Although medicine has been a major component of Cahill's lifelong career, he is a veteran of untold humanitarian aid crises and launched his career at a time when the field was largely uncharted.

"It is not a field for amateurism," he said. "It is a place for coordinated efforts."

His humanitarian efforts have taken him to Africa, Latin America and the Far East and Middle East, including lengthy stints in Somalia, Sudan, Nicaragua and Haiti.

A large part of Cahill's work at Fordham is training students in "disaster risk reduction." He said 1,600 graduates are now working in 133 nations as humanitarian workers, responding to disasters, earthquakes, floods and conflict zones.

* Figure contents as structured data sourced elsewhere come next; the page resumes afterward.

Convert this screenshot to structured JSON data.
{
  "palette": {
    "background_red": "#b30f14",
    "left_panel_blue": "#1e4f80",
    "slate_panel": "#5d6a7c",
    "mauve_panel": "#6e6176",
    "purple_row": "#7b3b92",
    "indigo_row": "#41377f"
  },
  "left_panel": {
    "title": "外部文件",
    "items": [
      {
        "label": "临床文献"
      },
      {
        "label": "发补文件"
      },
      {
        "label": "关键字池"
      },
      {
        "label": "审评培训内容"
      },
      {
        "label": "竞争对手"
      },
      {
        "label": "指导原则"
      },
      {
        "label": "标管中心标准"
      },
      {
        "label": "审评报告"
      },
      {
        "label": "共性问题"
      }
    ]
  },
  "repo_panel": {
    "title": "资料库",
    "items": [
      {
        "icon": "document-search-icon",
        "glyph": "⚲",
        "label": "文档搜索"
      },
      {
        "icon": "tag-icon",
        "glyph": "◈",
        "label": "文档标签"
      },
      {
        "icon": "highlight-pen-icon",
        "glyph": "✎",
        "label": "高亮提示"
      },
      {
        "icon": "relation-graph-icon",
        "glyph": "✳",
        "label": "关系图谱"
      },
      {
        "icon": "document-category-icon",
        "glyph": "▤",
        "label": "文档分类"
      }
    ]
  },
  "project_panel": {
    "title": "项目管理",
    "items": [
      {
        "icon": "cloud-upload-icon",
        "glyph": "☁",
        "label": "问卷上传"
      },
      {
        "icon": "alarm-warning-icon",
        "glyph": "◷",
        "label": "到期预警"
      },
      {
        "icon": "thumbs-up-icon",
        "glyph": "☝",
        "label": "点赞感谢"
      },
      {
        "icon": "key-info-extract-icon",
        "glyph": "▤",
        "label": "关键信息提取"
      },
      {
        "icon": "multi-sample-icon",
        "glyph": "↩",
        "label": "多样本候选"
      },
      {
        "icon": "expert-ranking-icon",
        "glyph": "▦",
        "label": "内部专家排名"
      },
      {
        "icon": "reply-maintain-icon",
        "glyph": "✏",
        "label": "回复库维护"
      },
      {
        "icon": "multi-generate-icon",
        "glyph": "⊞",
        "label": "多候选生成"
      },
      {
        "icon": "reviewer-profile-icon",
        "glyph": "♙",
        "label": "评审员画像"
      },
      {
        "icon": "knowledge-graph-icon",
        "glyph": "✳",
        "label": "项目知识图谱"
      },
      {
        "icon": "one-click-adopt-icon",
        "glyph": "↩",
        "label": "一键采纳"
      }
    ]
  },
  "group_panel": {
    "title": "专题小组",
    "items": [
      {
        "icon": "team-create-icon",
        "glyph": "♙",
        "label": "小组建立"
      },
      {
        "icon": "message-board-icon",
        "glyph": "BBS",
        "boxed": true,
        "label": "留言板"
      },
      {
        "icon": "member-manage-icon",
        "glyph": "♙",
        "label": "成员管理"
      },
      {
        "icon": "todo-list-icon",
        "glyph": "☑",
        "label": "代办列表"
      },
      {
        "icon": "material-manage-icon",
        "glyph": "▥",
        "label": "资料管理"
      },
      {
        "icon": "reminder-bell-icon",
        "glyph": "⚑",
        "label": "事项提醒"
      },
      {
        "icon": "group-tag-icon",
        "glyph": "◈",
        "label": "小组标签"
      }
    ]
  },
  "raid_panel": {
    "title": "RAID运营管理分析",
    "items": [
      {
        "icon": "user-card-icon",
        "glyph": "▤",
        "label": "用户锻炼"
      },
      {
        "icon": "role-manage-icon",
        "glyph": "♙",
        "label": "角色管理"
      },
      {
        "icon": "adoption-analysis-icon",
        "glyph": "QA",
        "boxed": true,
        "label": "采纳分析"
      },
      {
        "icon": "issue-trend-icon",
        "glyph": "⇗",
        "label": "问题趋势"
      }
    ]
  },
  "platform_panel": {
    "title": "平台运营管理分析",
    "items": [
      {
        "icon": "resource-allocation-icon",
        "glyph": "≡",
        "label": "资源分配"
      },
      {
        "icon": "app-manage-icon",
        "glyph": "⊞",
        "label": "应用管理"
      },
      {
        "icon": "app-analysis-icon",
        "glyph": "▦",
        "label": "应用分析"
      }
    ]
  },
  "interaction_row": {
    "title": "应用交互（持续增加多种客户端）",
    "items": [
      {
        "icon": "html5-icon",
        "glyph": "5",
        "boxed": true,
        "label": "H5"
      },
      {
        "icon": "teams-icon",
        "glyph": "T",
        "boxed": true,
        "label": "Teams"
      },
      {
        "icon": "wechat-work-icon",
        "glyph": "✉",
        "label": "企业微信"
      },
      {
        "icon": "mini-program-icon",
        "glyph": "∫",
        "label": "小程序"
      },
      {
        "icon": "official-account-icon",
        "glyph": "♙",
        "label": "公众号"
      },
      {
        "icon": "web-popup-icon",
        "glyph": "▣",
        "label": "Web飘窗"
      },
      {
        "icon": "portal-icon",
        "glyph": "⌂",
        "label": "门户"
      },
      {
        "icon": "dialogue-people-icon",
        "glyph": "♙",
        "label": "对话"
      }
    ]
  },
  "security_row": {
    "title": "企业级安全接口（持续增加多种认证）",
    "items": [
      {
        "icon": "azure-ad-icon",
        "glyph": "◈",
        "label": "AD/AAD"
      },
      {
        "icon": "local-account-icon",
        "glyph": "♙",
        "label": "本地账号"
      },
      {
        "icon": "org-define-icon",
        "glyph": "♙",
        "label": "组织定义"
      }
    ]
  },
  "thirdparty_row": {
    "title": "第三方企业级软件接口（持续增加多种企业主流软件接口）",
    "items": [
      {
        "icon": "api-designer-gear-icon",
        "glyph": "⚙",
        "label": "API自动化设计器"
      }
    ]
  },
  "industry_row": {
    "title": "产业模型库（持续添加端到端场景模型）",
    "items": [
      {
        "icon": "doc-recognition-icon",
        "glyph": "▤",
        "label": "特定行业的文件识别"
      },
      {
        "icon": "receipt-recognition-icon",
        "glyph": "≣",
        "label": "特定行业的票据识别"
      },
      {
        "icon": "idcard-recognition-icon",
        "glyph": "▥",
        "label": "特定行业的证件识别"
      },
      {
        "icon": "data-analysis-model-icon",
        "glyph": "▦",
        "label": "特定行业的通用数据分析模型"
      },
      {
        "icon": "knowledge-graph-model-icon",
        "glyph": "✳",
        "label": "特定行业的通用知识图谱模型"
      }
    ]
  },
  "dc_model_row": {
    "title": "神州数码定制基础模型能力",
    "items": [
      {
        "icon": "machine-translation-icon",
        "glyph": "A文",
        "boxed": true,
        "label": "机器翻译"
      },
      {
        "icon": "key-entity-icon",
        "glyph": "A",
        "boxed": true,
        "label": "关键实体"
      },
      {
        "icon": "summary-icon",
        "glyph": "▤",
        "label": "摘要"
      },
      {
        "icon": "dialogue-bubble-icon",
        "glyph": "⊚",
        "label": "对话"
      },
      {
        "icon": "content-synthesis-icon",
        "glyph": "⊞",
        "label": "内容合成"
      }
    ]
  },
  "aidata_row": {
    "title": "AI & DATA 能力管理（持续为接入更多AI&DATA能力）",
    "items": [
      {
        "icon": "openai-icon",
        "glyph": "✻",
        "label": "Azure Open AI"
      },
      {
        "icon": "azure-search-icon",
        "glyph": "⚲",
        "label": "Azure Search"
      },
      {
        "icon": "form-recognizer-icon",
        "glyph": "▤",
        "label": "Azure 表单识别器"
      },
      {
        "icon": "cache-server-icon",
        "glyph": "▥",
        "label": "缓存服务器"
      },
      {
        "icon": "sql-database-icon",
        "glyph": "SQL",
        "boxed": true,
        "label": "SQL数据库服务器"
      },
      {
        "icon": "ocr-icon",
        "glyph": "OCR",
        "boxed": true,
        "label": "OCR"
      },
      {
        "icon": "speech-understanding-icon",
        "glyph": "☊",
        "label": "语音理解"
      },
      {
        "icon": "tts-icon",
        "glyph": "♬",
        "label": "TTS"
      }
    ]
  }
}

The training is critical in the effort to advance humanitarian relief beyond its disjointed roots, Cahill said, as the movement had little organization or professional standards when he became involved.

"When I started there wasn't even a common vocabulary. There was no agreement about how to manage or control responses," he said.

In the decades since, Cahill said there has been "a movement toward gradually making humanitarian work more professionalized." Still, nongovernment organizations have multiplied and led to confusion in the field, and controlled responses have collapsed in the face of emergency disasters.

"We have moved from a sectoral approach to a cluster approach and now we are trying to find a uniform world vision. Haiti is an example of uncoordinated work," he said, referring to the 2010 earthquake that devastated Haiti.

The progress of relief work is the basis for Cahill's first lecture, an afternoon seminar called "The Professionalization of Humanitarianism." It runs from 3:10 to 4:30 p.m. Friday in Gallagher Business Building Room 123.

In his evening lecture, "Romance and Reality in Humanitarian Action," which begins at 8 p.m. in the University Center Ballroom, he will speak about his experiences on the front lines of the world's crisis areas and describe how the beauty of humanity prevails even in despair.

"It is always with amazement and admiration when you watch people come back from the brinks of disaster. The human spirit is evident even among these terribly crushed societies and clans who are trying to put their lives back together again," Cahill said.

He will draw on his personal experiences tending to refugee camps in war-ravaged countries, as well as his 35-year commitment to drought relief in Somalia, where the multicentury Sahel drought has had devastating environmental and social effects on the region.

Cahill has camped in Somalia every year for 35 years, traveling with Nomads and trying to teach them other means of sustenance, like fishing. Instead, he found they survived hardship because they could find beauty and solace even in desperation.

"These are rough places. There is nothing romantic about seeing a sex slave, or being unable to prevent a kidnapping. People can quite legitimately look at these places and situations and decide they are disaster areas. But others can look at them and still find beauty."